Three clear commitments that take into account the value of avoiding carbon emissions are laid out in the principles. They include encouraging clients to consider low carbon energy alternatives, evaluating the risk of financing fossil fuel generation, and educating others in the financial and energy industries regarding the additional diligence necessary in the financing of fossil fuel generation.

Big Banks Develop Carbon Principles to Protect Nature and Investments

Carbon Principles pic

Carbon Principles
Image: morganstanley.com

Eric Fornell develops financial strategies for Wells Fargo Securities as the company’s vice chairman of investment banking and capital markets. Formerly the vice chairman of JPMorgan Chase, Eric Fornell was involved in the creation of the Carbon Principles.

The Carbon Principles are environmental guidelines put in place by three top Wall Street banks. Citigroup, JPMorgan Chase, and Morgan Stanley came together in 2008 to meet about climate change, environmental responsibility, and the roles that financial institutions should play in protecting the environment.

The principles include strict environmental standards for coal-burning power plants and similar environmental threats. Projects that do not meet these standards will not receive financing from the three banks, creating tremendous pressure to design clean plants or refrain from new construction altogether.

The Carbon Principles grew out of a time of political uncertainty. Congress was considering various bills to roll out new environmental regulations. Financial institutions had little guidance regarding possible changes, and did not want to risk losing money on plants that would not conform to standards. The principles allowed banks to create clear, consistent guidelines.

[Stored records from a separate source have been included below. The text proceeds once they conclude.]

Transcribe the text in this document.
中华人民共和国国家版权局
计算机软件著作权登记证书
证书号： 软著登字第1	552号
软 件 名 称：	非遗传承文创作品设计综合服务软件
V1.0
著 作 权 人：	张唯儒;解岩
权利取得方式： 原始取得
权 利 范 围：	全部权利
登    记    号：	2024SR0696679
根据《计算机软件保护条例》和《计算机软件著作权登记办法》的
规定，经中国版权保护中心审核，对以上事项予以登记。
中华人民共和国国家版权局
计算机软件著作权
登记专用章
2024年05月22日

Carbon Principles – Understanding Carbon Risks in Power Investments

Carbon Principles pic

Carbon Principles
Image: morganstanley.com

Financial professional Eric Fornell has worked on a variety of projects throughout the United States and Canada as part of his banking career. Eric Fornell helped to negotiate the Carbon Principles, an agreement among Citi, JP Morgan Chase, and Morgan Stanley, and a handful of the world’s most influential power companies. Several environmental groups, including Environmental Defense and the Natural Resources Defense Council, were also involved in the process.

The Carbon Principles agreement marks the first time that power companies and financial institutions have come together to understand and respond to carbon-related risks in power investments. The Carbon Principles include energy efficiency, renewable and low carbon distributed energy technologies, and conventional and advanced generation.

This collaboration between carbon companies and banks was designed to positively impact the ways in which financial institutions finance coal-fired power plants. Additionally, the agreement is meant to encourage investing in safe, affordable, and widely available sources of energy in a manner that assists with job growth.

More information about the Carbon Principles is available here: www.morganstanley.com/press-releases/leading-wall-street-banks-establish-the-carbon-principles_6017

An Overview of the Carbon Principles

An experienced financial executive, Eric Fornell serves as vice chairman of investment banking and capital markets at Wells Fargo Securities, where he focuses much of his work on the energy and power sector. Eric Fornell’s past activities include serving on the Secretary of Energy’s National Petroleum Council and playing a key role in negotiating the Carbon Principles.

Established in 2007, the Carbon Principles are a set of guidelines designed to help banks assess the risks associated with providing financial support to new coal-fired power plants. Institutions that have adopted the principles and their accompanying Enhanced Diligence Process commit to taking a portfolio approach to energy investment, prioritizing renewables and energy efficiency, and addressing the future cost of CO₂ emissions in their financing.

The principles were developed through a partnership with several leading financial institutions, power companies, and environmental groups. The organizations involved in their creation included Citigroup, JPMorgan Chase, Morgan Stanley, American Electric Power, CMS Energy, and the National Resources Defense Council.